9. What other artists do you draw inspiration from? If you could work on a joint project with one of them, who would it be and why?
This is a common interview question and I always have trouble answering it. Here's what I wrote for a previous interview (where the artists could be living or dead)
I'm not good with favorites or absolutes, there are so many people it would be amazing to work with but here's what I'm saying today. So today I will say Duchamp and maybe we would just play chess and the collaboration is our moment in time together. I would want to collaborate with someone whose media and work is different than mine, so I'd almost prefer a writer or a film-maker, like Hitchcock or Edgar Allen Poe. I don't know what the final result would be, I think that is the specialness of collaboration, that it is something completely unexpected brought about by conversation. Maybe if Poe were alive he would write a story about a painting that kills people when they look at it, maybe someone has already written this story. Then I try to make the painting which Poe looks at and then rewrites the story to include me and the new painting and then that influences how I change the painting and somehow I get caught in his story and can only get out by destroying the painting or killing Poe. Then Hitchock makes a movie about it. Or maybe that is more of a collaboration to do with Italo Calvino and Charlie Kaufman.
10. What are your future plans as an artist? Any dream project that you would absolutely love to work on?
As I am often recreating artworks from American art history, I have been wanting to work within museum collections for a while. I am very excited about the project I am working on now which will be shown in May 2013. I am creating three special projects in three historic early American period rooms in the Brooklyn Museum titled "Alternative Histories". I would love to work in the future with more museums. A dream venue would be the Metropolitan Museum of Art where I would insert one of my pieces within their American Collection.
11. One piece of advice that you would like to give to budding and aspiring artists?
Plan to make your best work when you are 90 years old.

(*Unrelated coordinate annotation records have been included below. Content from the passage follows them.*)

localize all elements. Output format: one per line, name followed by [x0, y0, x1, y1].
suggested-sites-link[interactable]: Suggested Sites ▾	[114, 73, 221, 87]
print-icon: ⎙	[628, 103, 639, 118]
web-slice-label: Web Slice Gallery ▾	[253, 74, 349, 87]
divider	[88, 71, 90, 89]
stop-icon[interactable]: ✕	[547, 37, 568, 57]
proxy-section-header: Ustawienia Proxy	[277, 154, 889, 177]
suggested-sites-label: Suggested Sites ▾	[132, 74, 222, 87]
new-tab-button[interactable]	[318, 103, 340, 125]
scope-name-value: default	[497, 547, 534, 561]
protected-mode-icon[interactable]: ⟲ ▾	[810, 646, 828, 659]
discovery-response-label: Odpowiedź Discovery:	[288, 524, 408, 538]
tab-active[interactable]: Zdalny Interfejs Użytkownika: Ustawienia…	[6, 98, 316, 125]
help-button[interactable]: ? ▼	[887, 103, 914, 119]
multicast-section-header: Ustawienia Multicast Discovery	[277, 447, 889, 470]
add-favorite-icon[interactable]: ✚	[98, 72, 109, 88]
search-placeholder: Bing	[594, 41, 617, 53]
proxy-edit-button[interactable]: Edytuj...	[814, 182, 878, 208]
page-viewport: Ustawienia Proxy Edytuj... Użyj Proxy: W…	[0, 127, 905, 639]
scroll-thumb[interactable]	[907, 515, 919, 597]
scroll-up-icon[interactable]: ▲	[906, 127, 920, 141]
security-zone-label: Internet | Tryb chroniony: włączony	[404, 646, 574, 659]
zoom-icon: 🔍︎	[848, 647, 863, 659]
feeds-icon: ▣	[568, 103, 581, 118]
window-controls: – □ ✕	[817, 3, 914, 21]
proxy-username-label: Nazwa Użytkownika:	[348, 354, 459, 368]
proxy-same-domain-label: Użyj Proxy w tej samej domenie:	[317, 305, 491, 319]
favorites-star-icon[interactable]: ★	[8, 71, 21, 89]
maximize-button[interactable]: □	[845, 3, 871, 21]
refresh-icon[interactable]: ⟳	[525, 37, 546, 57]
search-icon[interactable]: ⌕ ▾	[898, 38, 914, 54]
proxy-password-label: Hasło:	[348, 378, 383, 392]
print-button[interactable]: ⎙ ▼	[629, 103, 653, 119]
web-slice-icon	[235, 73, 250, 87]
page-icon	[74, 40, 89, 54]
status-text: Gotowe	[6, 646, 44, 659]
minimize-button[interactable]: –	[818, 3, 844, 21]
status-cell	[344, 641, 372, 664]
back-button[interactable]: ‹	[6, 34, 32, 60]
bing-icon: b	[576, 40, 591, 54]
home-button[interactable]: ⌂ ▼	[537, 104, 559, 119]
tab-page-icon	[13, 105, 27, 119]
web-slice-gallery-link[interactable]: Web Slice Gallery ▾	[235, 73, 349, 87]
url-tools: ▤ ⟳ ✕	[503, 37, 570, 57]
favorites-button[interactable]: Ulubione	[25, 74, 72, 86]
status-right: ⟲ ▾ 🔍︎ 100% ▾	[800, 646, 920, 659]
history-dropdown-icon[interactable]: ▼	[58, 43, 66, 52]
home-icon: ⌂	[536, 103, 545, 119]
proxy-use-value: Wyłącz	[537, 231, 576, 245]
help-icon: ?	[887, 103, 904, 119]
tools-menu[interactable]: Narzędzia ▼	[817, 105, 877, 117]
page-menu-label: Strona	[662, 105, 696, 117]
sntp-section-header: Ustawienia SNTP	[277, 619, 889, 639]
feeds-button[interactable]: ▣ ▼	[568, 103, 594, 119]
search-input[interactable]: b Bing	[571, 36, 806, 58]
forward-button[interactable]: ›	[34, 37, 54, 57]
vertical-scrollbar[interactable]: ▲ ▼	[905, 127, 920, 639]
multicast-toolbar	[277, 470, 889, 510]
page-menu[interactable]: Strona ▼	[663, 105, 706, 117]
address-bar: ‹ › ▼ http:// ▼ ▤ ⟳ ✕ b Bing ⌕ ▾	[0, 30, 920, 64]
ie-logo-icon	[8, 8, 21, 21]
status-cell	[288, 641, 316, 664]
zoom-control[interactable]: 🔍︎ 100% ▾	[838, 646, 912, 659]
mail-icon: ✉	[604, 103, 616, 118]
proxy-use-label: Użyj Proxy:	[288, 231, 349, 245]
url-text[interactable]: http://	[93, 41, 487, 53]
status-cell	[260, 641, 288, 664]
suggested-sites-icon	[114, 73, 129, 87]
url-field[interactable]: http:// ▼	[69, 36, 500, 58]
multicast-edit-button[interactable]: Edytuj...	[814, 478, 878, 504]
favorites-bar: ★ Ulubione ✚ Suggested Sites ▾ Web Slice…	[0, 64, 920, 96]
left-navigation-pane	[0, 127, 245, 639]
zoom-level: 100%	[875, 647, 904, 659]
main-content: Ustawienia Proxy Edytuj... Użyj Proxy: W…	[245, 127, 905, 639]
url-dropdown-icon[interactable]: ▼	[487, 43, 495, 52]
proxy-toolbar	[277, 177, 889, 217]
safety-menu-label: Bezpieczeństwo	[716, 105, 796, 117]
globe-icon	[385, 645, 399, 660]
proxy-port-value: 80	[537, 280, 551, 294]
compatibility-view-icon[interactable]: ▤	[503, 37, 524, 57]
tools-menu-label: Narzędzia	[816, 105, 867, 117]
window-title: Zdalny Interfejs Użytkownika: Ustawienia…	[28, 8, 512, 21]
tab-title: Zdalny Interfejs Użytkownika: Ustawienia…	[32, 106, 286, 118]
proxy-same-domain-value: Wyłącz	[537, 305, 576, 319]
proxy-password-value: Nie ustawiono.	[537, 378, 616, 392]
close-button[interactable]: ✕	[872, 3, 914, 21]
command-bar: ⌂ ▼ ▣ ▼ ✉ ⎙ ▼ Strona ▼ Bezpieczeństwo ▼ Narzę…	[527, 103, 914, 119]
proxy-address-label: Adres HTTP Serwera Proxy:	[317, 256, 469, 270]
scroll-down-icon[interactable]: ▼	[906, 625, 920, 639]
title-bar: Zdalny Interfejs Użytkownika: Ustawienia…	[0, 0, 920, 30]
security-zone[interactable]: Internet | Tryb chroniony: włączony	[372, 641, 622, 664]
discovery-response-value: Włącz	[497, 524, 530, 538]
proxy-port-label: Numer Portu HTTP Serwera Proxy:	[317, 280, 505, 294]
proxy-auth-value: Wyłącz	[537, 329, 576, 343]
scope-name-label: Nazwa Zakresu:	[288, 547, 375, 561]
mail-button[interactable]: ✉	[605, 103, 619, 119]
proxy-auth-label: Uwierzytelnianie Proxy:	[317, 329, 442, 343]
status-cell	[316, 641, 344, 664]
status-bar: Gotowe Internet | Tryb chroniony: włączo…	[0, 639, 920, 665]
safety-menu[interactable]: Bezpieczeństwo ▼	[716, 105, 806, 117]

A fast rising star has far to fall so it is not always the best trajectory. Don't be under the illusion that you will make a fortune off your work, only a very small percentage of artists do that while the majority of artists will have to work a second job like teaching or art handling. Stay close to your community of artist peers and be generous with sharing information. Your peers will your biggest support.
Thanks Valerie for taking out the time and doing this interview with us. We'd like to wish you the very best for the future.